AWN Holds Strategic Planning Retreat

Organizational Structure a Primary Issue.

Earlier this month in Minneapolis, 21 members of The Alternative Weekly Network (AWN) Strategic Planning Committee met to chart AWN’s future.

Formed only four years ago, AWN now books over $20 million in annual revenue for its member papers. According to Eric Benjamin, AWN President and New Mass Media, Inc. Associate Publisher and Director of National and Regional Sales, the organization’s meteoric ascent has left it with unresolved issues that must be addressed. “Any business that goes through that much rapid growth [needs] to take a look at itself to determine whether it was still geared for future growth,” he says.

The relationship between AWN and its administrative arm, Hanzlik Media Management (HMM), was one of the major issues broached at the meeting. According to AWN Executive Director and HMM principal Mark Hanzlik, AWN is presently reviewing HMM’s original contract, which was executed in January 1996 and has been periodically renewed since then.

Hanzlik says that many AWN members are confused about the nature of the relationship between the two organizations. “Many of our members think [HMM staff] are employees of AWN. I think the outside world believes that HMM and AWN staff are one and the same, so it’s hard to draw a hard and fast contract when costs, responsibilities, and work are all melded together.”

One member who isn’t confused is AWN Strategic Planning Committee member and Willamette Week VP of Sales and Marketing Russ Martineau.

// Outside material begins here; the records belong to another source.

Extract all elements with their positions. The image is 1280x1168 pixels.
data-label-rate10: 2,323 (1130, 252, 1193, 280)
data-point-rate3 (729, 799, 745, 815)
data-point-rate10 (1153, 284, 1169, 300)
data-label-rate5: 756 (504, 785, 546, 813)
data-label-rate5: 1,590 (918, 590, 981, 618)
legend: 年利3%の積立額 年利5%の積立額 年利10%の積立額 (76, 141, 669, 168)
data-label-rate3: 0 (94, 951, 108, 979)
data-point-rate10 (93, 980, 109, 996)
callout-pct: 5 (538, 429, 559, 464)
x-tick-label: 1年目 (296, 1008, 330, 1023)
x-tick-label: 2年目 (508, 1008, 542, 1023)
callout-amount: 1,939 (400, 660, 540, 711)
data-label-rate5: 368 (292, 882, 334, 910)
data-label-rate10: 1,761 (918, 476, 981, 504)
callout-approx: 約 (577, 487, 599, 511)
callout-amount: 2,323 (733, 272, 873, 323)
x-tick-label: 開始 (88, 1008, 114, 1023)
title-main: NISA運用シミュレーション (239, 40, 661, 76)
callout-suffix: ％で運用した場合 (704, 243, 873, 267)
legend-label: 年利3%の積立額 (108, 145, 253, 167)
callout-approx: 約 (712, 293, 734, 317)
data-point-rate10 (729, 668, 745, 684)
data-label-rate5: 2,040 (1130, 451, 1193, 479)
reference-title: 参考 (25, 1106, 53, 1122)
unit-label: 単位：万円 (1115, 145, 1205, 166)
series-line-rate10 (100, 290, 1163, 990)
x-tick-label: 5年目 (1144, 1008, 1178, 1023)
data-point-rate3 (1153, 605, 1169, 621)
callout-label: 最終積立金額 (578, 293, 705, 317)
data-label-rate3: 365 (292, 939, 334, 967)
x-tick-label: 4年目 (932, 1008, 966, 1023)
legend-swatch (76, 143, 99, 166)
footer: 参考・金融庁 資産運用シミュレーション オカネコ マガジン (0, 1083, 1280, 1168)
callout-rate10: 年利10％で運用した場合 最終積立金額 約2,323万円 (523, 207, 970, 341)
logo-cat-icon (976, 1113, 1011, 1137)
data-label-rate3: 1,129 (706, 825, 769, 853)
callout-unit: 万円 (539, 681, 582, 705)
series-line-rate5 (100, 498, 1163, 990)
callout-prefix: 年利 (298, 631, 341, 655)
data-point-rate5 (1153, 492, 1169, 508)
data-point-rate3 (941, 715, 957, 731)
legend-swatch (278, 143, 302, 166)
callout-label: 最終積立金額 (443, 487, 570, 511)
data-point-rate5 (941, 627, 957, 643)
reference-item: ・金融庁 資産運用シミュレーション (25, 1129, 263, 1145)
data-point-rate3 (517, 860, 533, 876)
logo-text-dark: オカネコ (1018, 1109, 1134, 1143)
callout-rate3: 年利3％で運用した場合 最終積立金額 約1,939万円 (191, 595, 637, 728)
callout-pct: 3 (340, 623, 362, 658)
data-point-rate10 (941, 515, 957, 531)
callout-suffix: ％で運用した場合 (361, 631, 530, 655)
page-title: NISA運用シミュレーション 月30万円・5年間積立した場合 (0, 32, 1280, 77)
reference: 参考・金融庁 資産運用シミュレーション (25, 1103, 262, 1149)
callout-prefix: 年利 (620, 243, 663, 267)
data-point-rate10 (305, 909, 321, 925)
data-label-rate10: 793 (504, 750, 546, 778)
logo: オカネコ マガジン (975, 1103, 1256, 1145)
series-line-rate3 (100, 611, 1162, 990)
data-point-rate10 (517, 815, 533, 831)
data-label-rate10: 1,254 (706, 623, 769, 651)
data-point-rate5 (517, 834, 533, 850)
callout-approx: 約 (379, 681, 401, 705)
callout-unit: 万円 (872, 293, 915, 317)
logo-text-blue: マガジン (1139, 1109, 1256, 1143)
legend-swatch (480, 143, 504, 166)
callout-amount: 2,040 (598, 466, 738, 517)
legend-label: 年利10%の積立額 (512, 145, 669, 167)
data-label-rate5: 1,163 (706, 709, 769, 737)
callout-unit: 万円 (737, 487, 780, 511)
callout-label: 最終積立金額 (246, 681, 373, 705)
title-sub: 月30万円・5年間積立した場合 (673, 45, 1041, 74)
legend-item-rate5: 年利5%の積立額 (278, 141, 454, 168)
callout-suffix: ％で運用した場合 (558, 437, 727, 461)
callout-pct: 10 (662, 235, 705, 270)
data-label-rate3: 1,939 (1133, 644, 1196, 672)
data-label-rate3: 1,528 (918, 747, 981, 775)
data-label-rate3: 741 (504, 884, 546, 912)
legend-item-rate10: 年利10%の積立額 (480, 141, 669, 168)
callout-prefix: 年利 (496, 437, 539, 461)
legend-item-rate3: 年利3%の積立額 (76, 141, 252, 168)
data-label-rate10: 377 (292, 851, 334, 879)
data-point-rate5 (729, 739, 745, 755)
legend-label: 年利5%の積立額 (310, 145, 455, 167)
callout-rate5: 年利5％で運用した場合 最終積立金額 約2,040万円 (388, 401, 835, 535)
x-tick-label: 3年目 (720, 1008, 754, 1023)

Martineau says AWN is a “pure cooperative” that is owned by its members, while HMM is an independent contractor hired to “facilitate all the billing and the orders to the papers and also to help put together the sales proposals for new business.” Martineau adds that HMM has performed its duties “exceptionally well,” and has been “a reliable and good resource.” Hanzlik says he feels the meeting went well, but that there are still some lingering concerns. “I think [HMM] did get a strong vote of confidence, but there is still some concern about the structure of the organization, which has — over the years — strayed slightly from its original cooperative model.”

Although no concrete decisions were reached at the strategic planning session, Martineau is confident that AWN is headed in the right direction. “We will have a much more organized sales structure than what we had previously,” says Martineau. “It really is a testament to the strength of AWN that it has grown the way it has without the structure present in most companies. And now, everyone is ready to take the next step to become more strategic and organized.”

In a recent press release AWN expressed “frustration” with “alternative industry purchases by New Times and other chains that have stripped [AWN] of several key papers.” However, Hanzlik insists that the defections are not a major concern and had nothing to do with the meeting. “It is disappointing to see New Times scale a little bit of the midsection of our organization,” he says, “but we’re still growing by 20 to 25 papers per year. AWN is an organization that is still growing from the bottom up, continuously.”

AWN Treasurer and Nashville Scene Director of Sales and Marketing Jackson Vahaly says AWN’s biggest challenge is to attract advertisers outside the tobacco industry. “[AWN’s] general overall health is going to be determined by the ability to diversify the account categories. They’re certainly trying to do that, but they’ve got to be more successful at it, so if tobacco ever dies out, it would not be a big deal.”

Benjamin says AWN will hire a consultant to help sort out some of the organization’s structural issues. “AWN’s next steps will include a review of the structure and function of AWN and appropriate actions to sharpen AWN’s sales focus, while still maintaining the original mission of a cooperative that exists for all of its members,” he says. The consultant’s report is due prior to next AWN Board of Directors meeting, which will be held at AAN West.